Adaptive Learning for Quantum Linear Regression
Costantino Carugno, Maurizio Ferrari Dacrema, Paolo Cremonesi
TL;DR
This work tackles the challenge of solving linear regression with quantum annealing by casting the problem as a QUBO and encoding real-valued coefficients with a precision vector. It introduces an adaptive, per-weight precision strategy, updating the coefficients’ precision vectors iteratively to improve fit quality, and evaluates both simulated-annealing and quantum-annealing solvers on increasingly large synthetic datasets using the D-Wave Advantage.
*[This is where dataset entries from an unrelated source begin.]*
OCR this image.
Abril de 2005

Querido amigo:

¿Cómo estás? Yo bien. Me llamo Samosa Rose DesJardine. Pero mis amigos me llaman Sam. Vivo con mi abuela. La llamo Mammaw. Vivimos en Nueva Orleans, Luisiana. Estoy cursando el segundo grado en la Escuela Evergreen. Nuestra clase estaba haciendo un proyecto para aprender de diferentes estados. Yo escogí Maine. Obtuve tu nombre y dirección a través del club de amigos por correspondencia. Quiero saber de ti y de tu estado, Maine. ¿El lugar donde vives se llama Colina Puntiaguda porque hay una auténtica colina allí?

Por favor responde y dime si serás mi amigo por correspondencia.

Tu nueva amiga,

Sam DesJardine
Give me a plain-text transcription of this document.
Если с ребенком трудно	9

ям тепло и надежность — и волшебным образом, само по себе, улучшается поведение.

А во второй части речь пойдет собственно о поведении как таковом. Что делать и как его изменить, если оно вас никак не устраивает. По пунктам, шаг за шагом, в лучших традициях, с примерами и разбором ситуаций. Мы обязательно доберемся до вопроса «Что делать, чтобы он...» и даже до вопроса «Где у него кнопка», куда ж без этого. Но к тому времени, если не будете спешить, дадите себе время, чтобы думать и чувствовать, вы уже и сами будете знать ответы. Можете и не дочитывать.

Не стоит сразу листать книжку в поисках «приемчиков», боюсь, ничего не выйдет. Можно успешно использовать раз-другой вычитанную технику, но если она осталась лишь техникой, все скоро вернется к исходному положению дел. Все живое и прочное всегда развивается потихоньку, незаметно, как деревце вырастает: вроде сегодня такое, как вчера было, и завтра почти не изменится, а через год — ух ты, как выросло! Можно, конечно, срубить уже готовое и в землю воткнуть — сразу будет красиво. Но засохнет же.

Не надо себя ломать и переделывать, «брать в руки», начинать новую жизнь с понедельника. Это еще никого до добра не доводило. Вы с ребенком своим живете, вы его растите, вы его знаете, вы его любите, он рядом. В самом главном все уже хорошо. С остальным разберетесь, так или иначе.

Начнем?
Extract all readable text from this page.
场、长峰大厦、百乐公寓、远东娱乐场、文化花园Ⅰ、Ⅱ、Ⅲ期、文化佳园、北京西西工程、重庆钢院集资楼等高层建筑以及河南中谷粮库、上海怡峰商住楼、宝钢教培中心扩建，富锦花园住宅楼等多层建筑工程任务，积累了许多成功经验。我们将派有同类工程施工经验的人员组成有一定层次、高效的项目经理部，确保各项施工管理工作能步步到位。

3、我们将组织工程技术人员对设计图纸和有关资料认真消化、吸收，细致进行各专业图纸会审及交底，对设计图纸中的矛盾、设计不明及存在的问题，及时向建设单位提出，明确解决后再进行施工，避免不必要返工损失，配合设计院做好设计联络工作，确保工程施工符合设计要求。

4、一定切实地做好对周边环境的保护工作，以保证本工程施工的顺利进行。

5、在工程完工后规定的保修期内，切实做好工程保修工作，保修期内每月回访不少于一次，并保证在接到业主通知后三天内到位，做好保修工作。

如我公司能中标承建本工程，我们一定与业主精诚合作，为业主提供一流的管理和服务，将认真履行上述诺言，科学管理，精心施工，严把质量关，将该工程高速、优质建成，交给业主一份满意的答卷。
Results show that adaptive precision (SA-Ada, QA-Ada) yields consistently better $R^2$ than nonadaptive encodings, at the cost of longer runtimes, and demonstrate the largest linear-regression-on-quantum-annealer tests to date. The findings highlight practical gains and remaining hardware-driven limitations (qubit count, connectivity) and point to future directions in embeddings and advanced annealing techniques to make quantum linear regression more competitive in real-world settings.
Abstract
The recent availability of quantum annealers as cloud-based services has enabled new ways to handle machine learning problems, and several relevant algorithms have been adapted to run on these devices. In a recent work, linear regression was formulated as a quadratic binary optimization problem that can be solved via quantum annealing. Although this approach promises a computational time advantage for large datasets, the quality of the solution is limited by the necessary use of a precision vector, used to approximate the real-numbered regression coefficients in the quantum formulation. In this work, we focus on the practical challenge of improving the precision vector encoding: instead of setting an array of generic values equal for all coefficients, we allow each one to be expressed by its specific precision, which is tuned with a simple adaptive algorithm. This approach is evaluated on synthetic datasets of increasing size, and linear regression is solved using the D-Wave Advantage quantum annealer, as well as classical solvers. To the best of our knowledge, this is the largest dataset ever evaluated for linear regression on a quantum annealer. The results show that our formulation is able to deliver improved solution quality in all instances, and could better exploit the potential of current quantum devices.